I gave a talk in Helsinki a few years ago about Grand Challenges for European Science (with an emphasis on Nordic Countries).

http://www.aka.fi/Tiedostot/Tiedostot/NIRPA%202011%20esitykset/Croson.pdf

It isn't on the slides, but I built up the carry-an-umbrella example [done out in mind-numbing detail, for the non-decision-scientist audience] to be directly analogous to climate-change research (to get better information about the correct actions.)

Mac Muir said...

GM,
The additional CO2 is not causing any significant warming of the planet(The physics is clear - See my previous comment to this site). What it is doing is fertilizing plants.

If you are serious about major reductions in CO2 emissions The only real options are nuclear but the "greens" are largely blocking that.

It is possible that we may see fusion coming on line within ten years either from what Lockheed Martin is doing, Bussard's polywell, Hirshes Electrostatic mirror or some variant of the above. Whatever it is it is likely that the Department of Energy will continue their tradition and not be funding it.

The "green" solutions of wind and solar are expensive per KWHr and are not 24/7 power. We do not have today any way to store the large amounts of power that would be needed to make either wind or solar viable solutions (the closest is pumped hydroelectric storage but it is far from a viable solution). Likewise wind turbines kill birds and bats.
Solar panels may be nonpolluting to use but they are very polluting to make.

jimbino said...

Carbon taxes and other expensive measures to combat speculative climate change are an affront to the childfree adult.

He has already done his part in reducing pressure on the planet, including climate change, resource depletion and threats to plants and animals, by simply not breeding.

No good act ever goes unpunished by the gummint, of course, and the childfree person is taxed, through Obamacare, to finance the breeding by others that costs some $30,000 per live birth, and then, through property taxes, to support the mis-education of the little future polluter.

Then, to add insult and injury to those already severe injuries, all the cost and effort will show little benefit for the childfree adult, who will be dead in a few decades--most all of the rewards, if any, will benefit the polluting progeny of the breeders!

I say: tax every breeding event now and use that tax to finance solutions to the "climate change" problem.

Daublin said...

GM, I note you do not respond to what MikeP actually wrote, and again just put forward a position out of the blue.

MikeP, it is clearly true what you say about the impact of CO2 controls. Being denied the use of an inexpensive vehicle is devastating if you are trying to hold down a low-paying job.

It's less certain, but I suspect you are on to something about the motivations of people who push for CO2 controls. It's a way of saying, in polite company, that you are rich enough not to care about such trivia as $10k here, $10k there.

Anonymous said...

@MikeP
I think it's quite obvious that the cost to the world's poor of drastically reducing CO2 emissions would be very substantial, and would result in millions of deaths

That's a strawman.

Dan Pangburn said...

GM - You have been hoodwinked by people whose true agenda has nothing to do with climate. Or, perhaps you are one of them.

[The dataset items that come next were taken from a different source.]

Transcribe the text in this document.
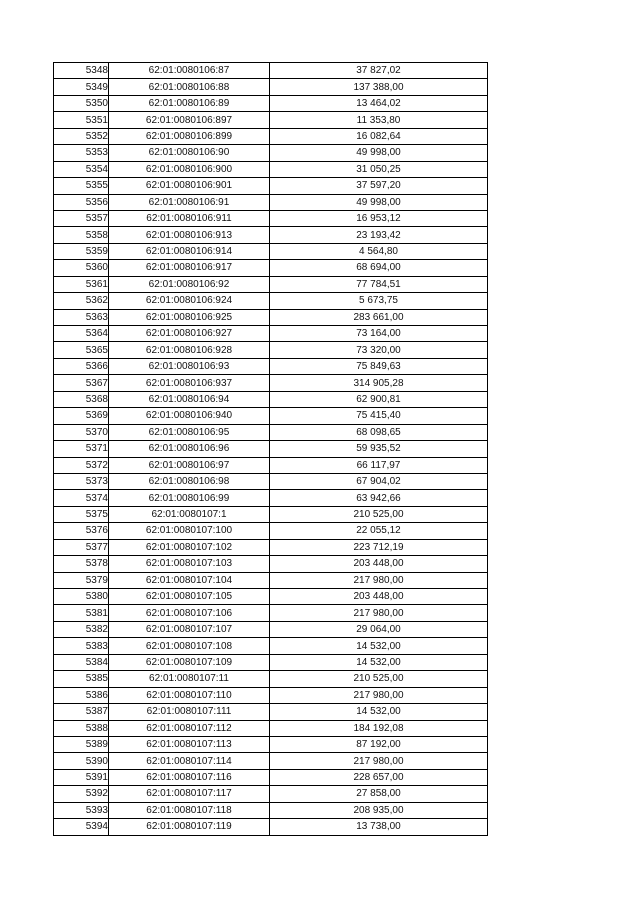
5348	62:01:0080106:87	37 827,02
5349	62:01:0080106:88	137 388,00
5350	62:01:0080106:89	13 464,02
5351	62:01:0080106:897	11 353,80
5352	62:01:0080106:899	16 082,64
5353	62:01:0080106:90	49 998,00
5354	62:01:0080106:900	31 050,25
5355	62:01:0080106:901	37 597,20
5356	62:01:0080106:91	49 998,00
5357	62:01:0080106:911	16 953,12
5358	62:01:0080106:913	23 193,42
5359	62:01:0080106:914	4 564,80
5360	62:01:0080106:917	68 694,00
5361	62:01:0080106:92	77 784,51
5362	62:01:0080106:924	5 673,75
5363	62:01:0080106:925	283 661,00
5364	62:01:0080106:927	73 164,00
5365	62:01:0080106:928	73 320,00
5366	62:01:0080106:93	75 849,63
5367	62:01:0080106:937	314 905,28
5368	62:01:0080106:94	62 900,81
5369	62:01:0080106:940	75 415,40
5370	62:01:0080106:95	68 098,65
5371	62:01:0080106:96	59 935,52
5372	62:01:0080106:97	66 117,97
5373	62:01:0080106:98	67 904,02
5374	62:01:0080106:99	63 942,66
5375	62:01:0080107:1	210 525,00
5376	62:01:0080107:100	22 055,12
5377	62:01:0080107:102	223 712,19
5378	62:01:0080107:103	203 448,00
5379	62:01:0080107:104	217 980,00
5380	62:01:0080107:105	203 448,00
5381	62:01:0080107:106	217 980,00
5382	62:01:0080107:107	29 064,00
5383	62:01:0080107:108	14 532,00
5384	62:01:0080107:109	14 532,00
5385	62:01:0080107:11	210 525,00
5386	62:01:0080107:110	217 980,00
5387	62:01:0080107:111	14 532,00
5388	62:01:0080107:112	184 192,08
5389	62:01:0080107:113	87 192,00
5390	62:01:0080107:114	217 980,00
5391	62:01:0080107:116	228 657,00
5392	62:01:0080107:117	27 858,00
5393	62:01:0080107:118	208 935,00
5394	62:01:0080107:119	13 738,00
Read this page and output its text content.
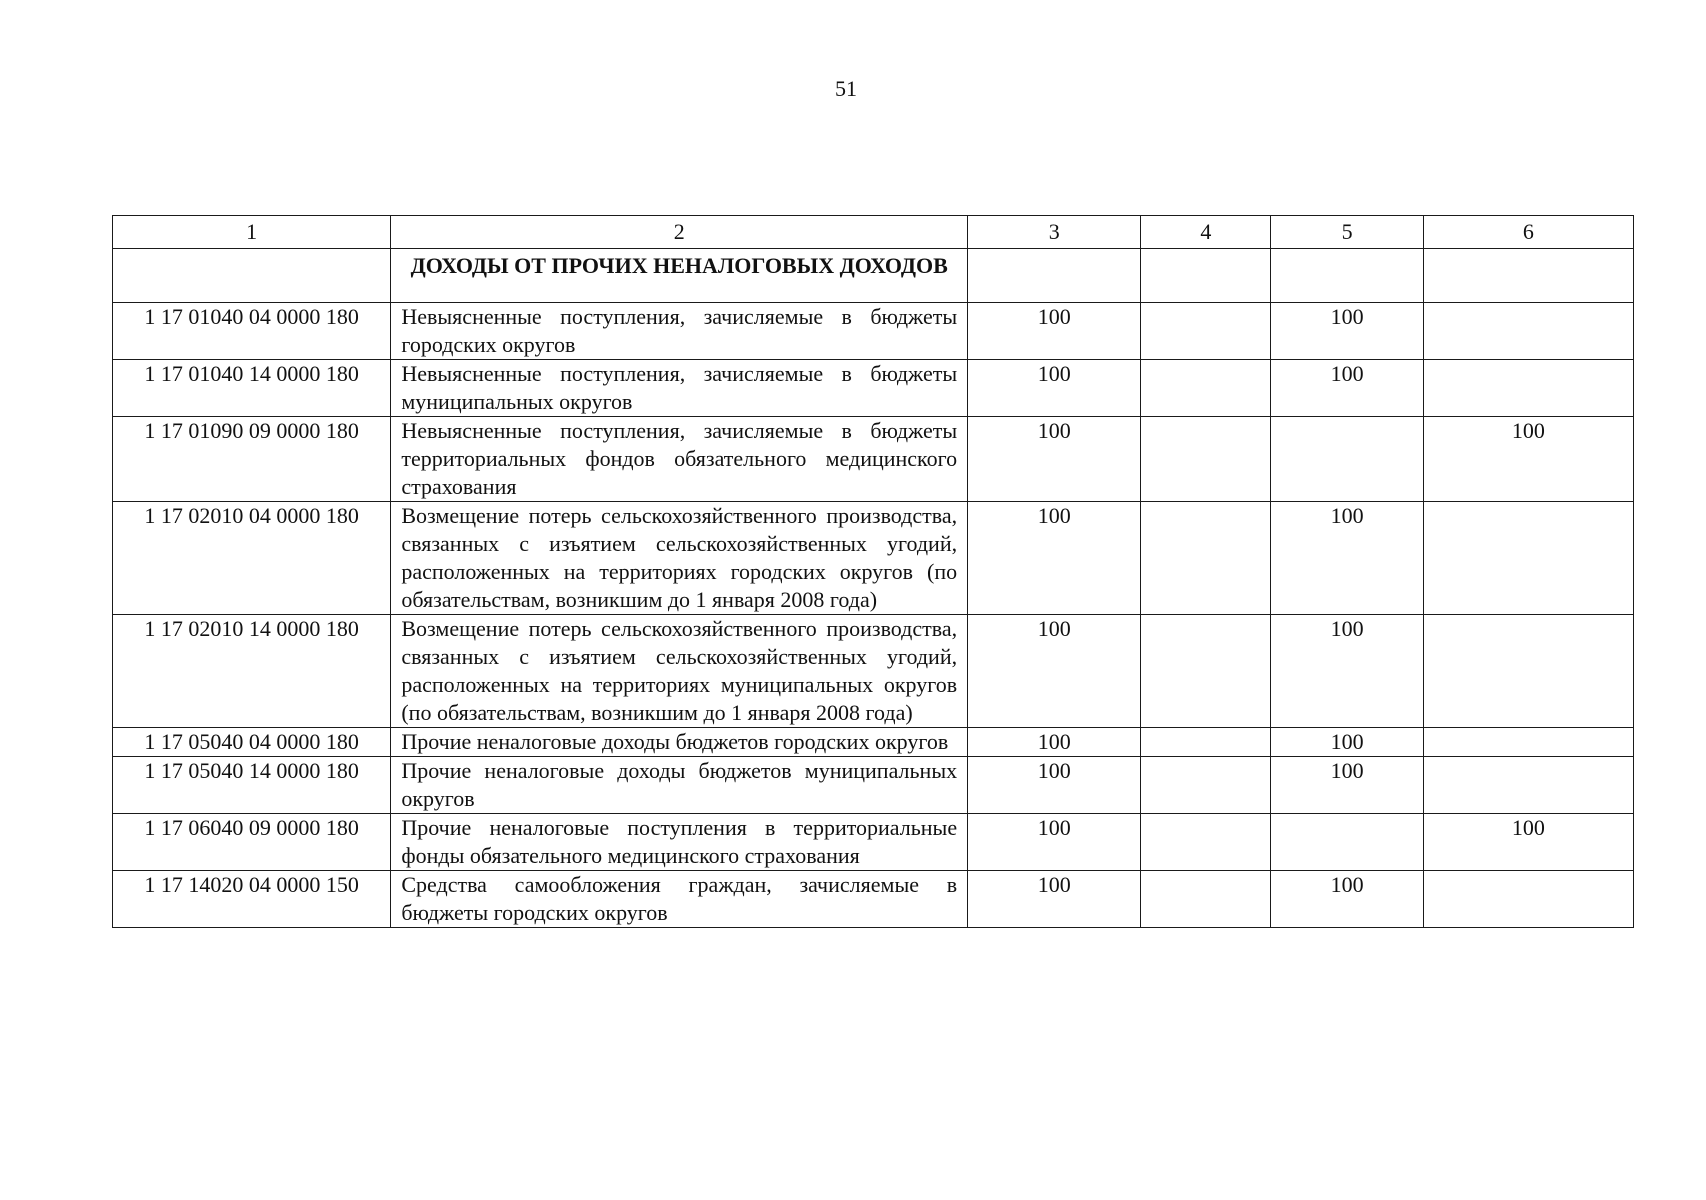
51
1	2	3	4	5	6
	ДОХОДЫ ОТ ПРОЧИХ НЕНАЛОГОВЫХ ДОХОДОВ				
1 17 01040 04 0000 180	Невыясненные поступления, зачисляемые в бюджеты городских округов	100		100	
1 17 01040 14 0000 180	Невыясненные поступления, зачисляемые в бюджеты муниципальных округов	100		100	
1 17 01090 09 0000 180	Невыясненные поступления, зачисляемые в бюджеты территориальных фондов обязательного медицинского страхования	100			100
1 17 02010 04 0000 180	Возмещение потерь сельскохозяйственного производства, связанных с изъятием сельскохозяйственных угодий, расположенных на территориях городских округов (по обязательствам, возникшим до 1 января 2008 года)	100		100	
1 17 02010 14 0000 180	Возмещение потерь сельскохозяйственного производства, связанных с изъятием сельскохозяйственных угодий, расположенных на территориях муниципальных округов (по обязательствам, возникшим до 1 января 2008 года)	100		100	
1 17 05040 04 0000 180	Прочие неналоговые доходы бюджетов городских округов	100		100	
1 17 05040 14 0000 180	Прочие неналоговые доходы бюджетов муниципальных округов	100		100	
1 17 06040 09 0000 180	Прочие неналоговые поступления в территориальные фонды обязательного медицинского страхования	100			100
1 17 14020 04 0000 150	Средства самообложения граждан, зачисляемые в бюджеты городских округов	100		100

CO2 change (human activity) does not, never has and never will have any significant effect on climate. The fact that 'climate science' did not predict and has not been able to rationally explain the flat average global temperature trend since before 2001 is a clue.

The analysis at http://agwunveiled.blogspot.com which explains the up trends and down trends of average global temperature with 95% correlation since before 1900 irrespective of whether the influence of CO2 was included or not is another clue.

MikeP said...

GM,

First, I didn't say that. Second, I wouldn't say it since I don't think it's quite obvious. But, third, it is not a strawman since it is not trying to state anyone's position: it's simply stating a possible outcome of following one line of policy.

I happen to agree that drastically reducing CO2 emissions will have a resoundingly negative effect on the world's poor: I just don't think that it is quite obvious.

In particular, that conclusion requires recognizing that premature death rates plummet in individual nations as each industrializes. Hence making it more difficult for them to industrialize -- either by giving the keys of modern energy to the rich governments of the world in the worst case to delaying industrialization for a few years due to pricier energy source in the best case -- will result in millions of deaths that would not have otherwise occurred. Compared to those, the predictions by the IPCC of premature deaths in high CO2 emission scenarios are miniscule.

Anonymous said...

In the following linked article recently published in Scientific American, the authors argue that uncertainty is a reason to take action on climate change: http://www.scientificamerican.com/article/climate-uncertainty-no-excuse-for-inaction/

Anonymous said...

@MikeP, apologies for misattributing the quote.


David Friedman said...

Anonymous:

Did you find the article you linked to convincing? I hope you noticed that it entirely missed the point I made in my post—that uncertainty which will be resolved over time is a reason for delay.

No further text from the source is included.